GPV jaaroverzicht 1999
Uit: B. de Boer, P. Lucardie, I. Noomen en G. Voerman, 'Kroniek 1999. Overzicht van de partijpolitieke gebeurtenissen van het jaar 1999' in: G. Voerman (red.), Jaarboek 1999 Documentatiecentrum Nederlandse Politieke Partijen (Groningen 2000), 13-92, aldaar 43-50.
Inleiding
Het jaar 1999 stond voor het GPV in het teken van de samenwerking met de RPF. Beide partijen maakten in oktober plannen bekend om in januari 2000 een unie aan te gaan.
Provinciale Statenverkiezingen
In 1998 was het GPV begonnen met de voorbereidingen van de verkiezingen voor de Provinciale Staten van 1999 (zie Jaaroverzicht 1998, onder het kopje 'Provinciale Statenverkiezingen 1999'. In zes provincies (Drente, Gelderland, Flevoland, Utrecht, Zuid-Holland en Zeeland) kwamen GPV en RPF met één kandidatenlijst uit. Het tweetal werkte in Noord-Brabant en Noord-Holland met de SGP samen. In Groningen, Friesland en Overijssel deed het GPV met een zelfstandige lijst mee.
De verkiezingen verliepen voor het GPV succesvol: het aantal Statenleden steeg van zestien naar negentien. In de provincies waar het Verbond zelfstandig deelnam, deed de partij het minder goed dan in combinatie met SGP en/of RPF.
Partijcongres GPV
Op 24 april hield het GPV zijn jaarlijkse algemene vergadering, die in het teken stond van de Europese verkiezingen op 10 juni.
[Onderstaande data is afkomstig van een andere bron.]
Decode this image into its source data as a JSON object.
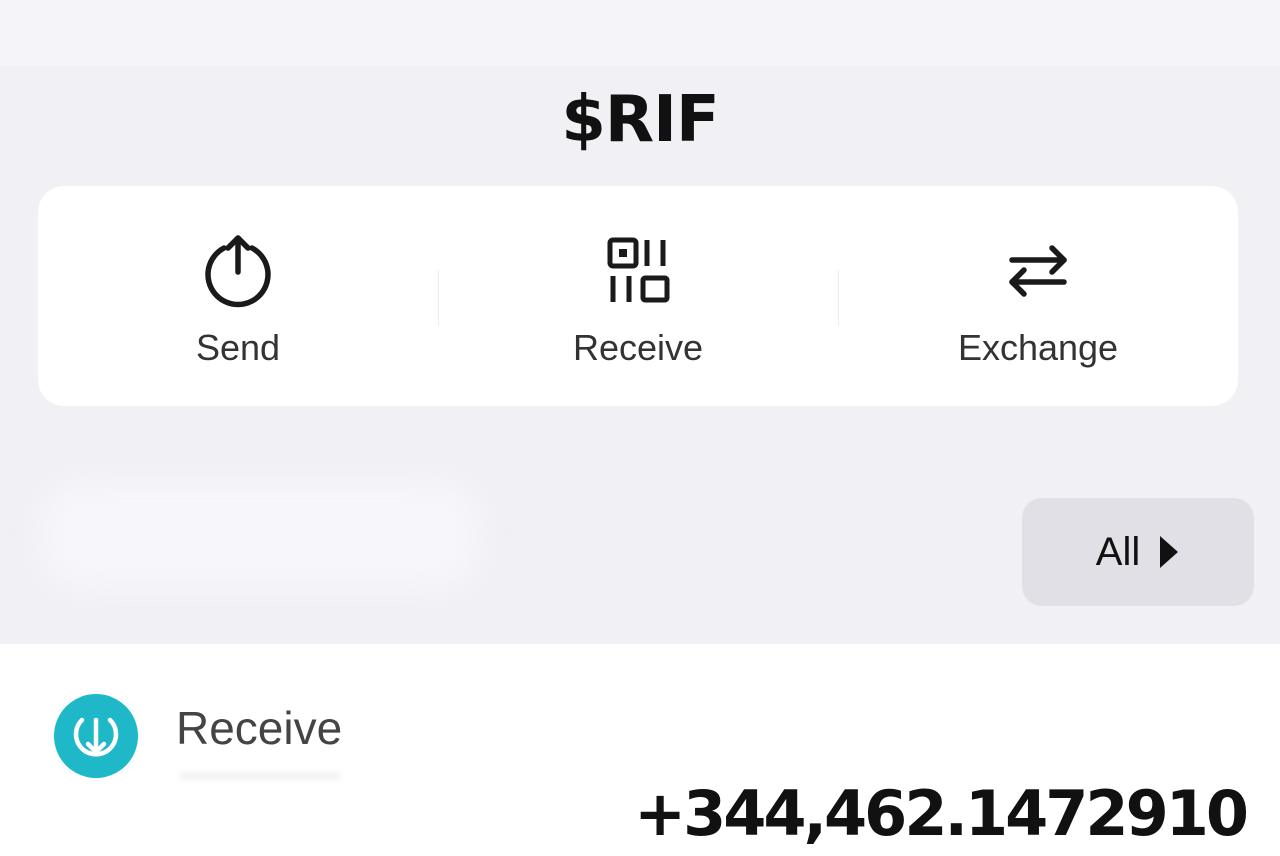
{
  "header": {
    "title": "$RIF"
  },
  "actions": [
    {
      "label": "Send",
      "icon": "send-icon"
    },
    {
      "label": "Receive",
      "icon": "qr-code-icon"
    },
    {
      "label": "Exchange",
      "icon": "exchange-icon"
    }
  ],
  "filter": {
    "label": "All",
    "icon": "caret-right-icon"
  },
  "transactions": [
    {
      "type": "Receive",
      "icon": "receive-icon",
      "amount": "+344,462.1472910",
      "icon_color": "#1fb8c8"
    }
  ],
  "colors": {
    "background": "#f1f0f5",
    "card": "#ffffff",
    "accent": "#1fb8c8",
    "filter_button": "#e1e0e6"
  }
}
Politiek leider G.J. Schutte was afwezig; hij verbleef met een parlementaire delegatie in de Verenigde Staten. In zijn plaats sprak zijn collega uit de Tweede-Kamerfractie E. van Middelkoop het congres toe. In zijn toespraak liet hij zich zeer kritisch uit over D66. De afgevaardigden herkozen S.J.C. Cnossen als partijvoorzitter.
Eerste-Kamerverkiezingen
In de herfst van 1998 was in het geregeld overleg van de voorzitters en secretarissen van GPV, SGP en RPF de vraag besproken of de drie partijen met één lijst bij de Eerste-Kamerverkiezingen zouden uitkomen. GPV en RPF waren bereid hierover te onderhandelen, maar de SGP hield in tweede instantie de boot af. Wel wilde deze partij een lijstverbinding met GPV, RPF en CDA aangaan.
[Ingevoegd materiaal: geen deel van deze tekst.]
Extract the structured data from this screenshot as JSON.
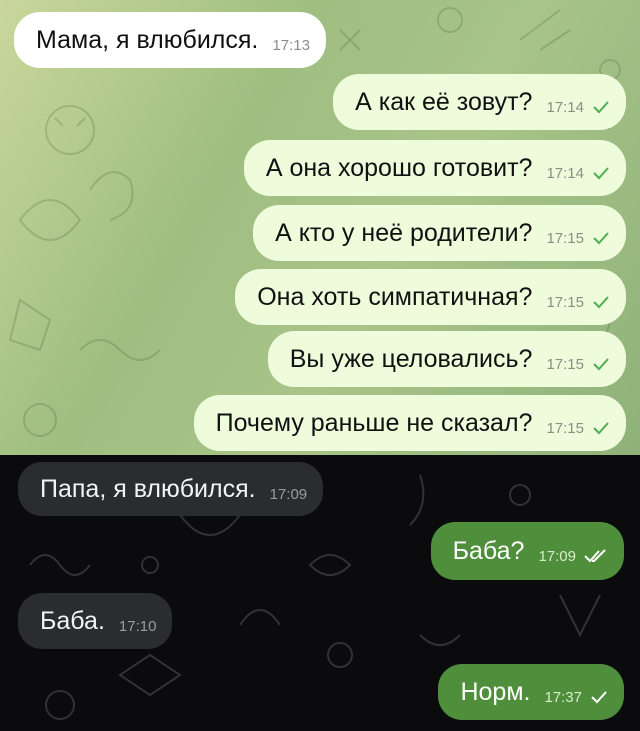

GPV en RPF stelden vervolgens gezamenlijk een kandidatenlijst op. Als gevolg van de winst bij de Statenverkiezingen èn door de lijstverbinding met SGP en CDA, steeg het aantal Eerste-Kamerzetels van Verbond en Federatie van twee naar vier. Voor het GPV namen K. Veling en J.P. de Vries zitting. De laatste trok zich daarop terug als voorzitter van het curatorium van de Groen van Prinsterer Stichting, een functie die hij 22 jaar had vervuld. Het wetenschappelijk bureau van het GPV nam op 17 september van De Vries afscheid, tijdens een bijeenkomst waar werd gediscussieerd over de publicatie De burger in beeld. Een christelijke visie op overheid, individu en samenleving, van de hand van R. Janssens, directeur van de Stichting. De Vries werd de bundel Tot de senaat geroepen aangeboden. Hierin haalden vijftien personen die met hem hadden samengewerkt, herinneringen aan hem op.
Europese verkiezingen
In december 1998 hadden GPV, RPF en SGP overeenstemming bereikt over de wijze waarop zij gezamenlijk aan de Europese verkiezingen van 10 juni zouden deelnemen. De SGP had moeite met de kandidaatstelling van twee vrouwen door de beide andere partijen, maar zette toch de samenwerking voort (zie Jaaroverzicht 1998, onder het kopje 'Samenwerking GPV, RPF, SGP en CDA'). Het GPV kreeg op de kandidatenlijst de eerste plaats toebedeeld. De RPF mocht de tweede kandidaat leveren en de SGP nummer drie. Op grond van de uitslag van de Tweede-Kamerverkiezingen werd de aanduiding van de combinatie van 'SGP/GPV/RPF' gewijzigd in 'RPF/SGP/GPV'.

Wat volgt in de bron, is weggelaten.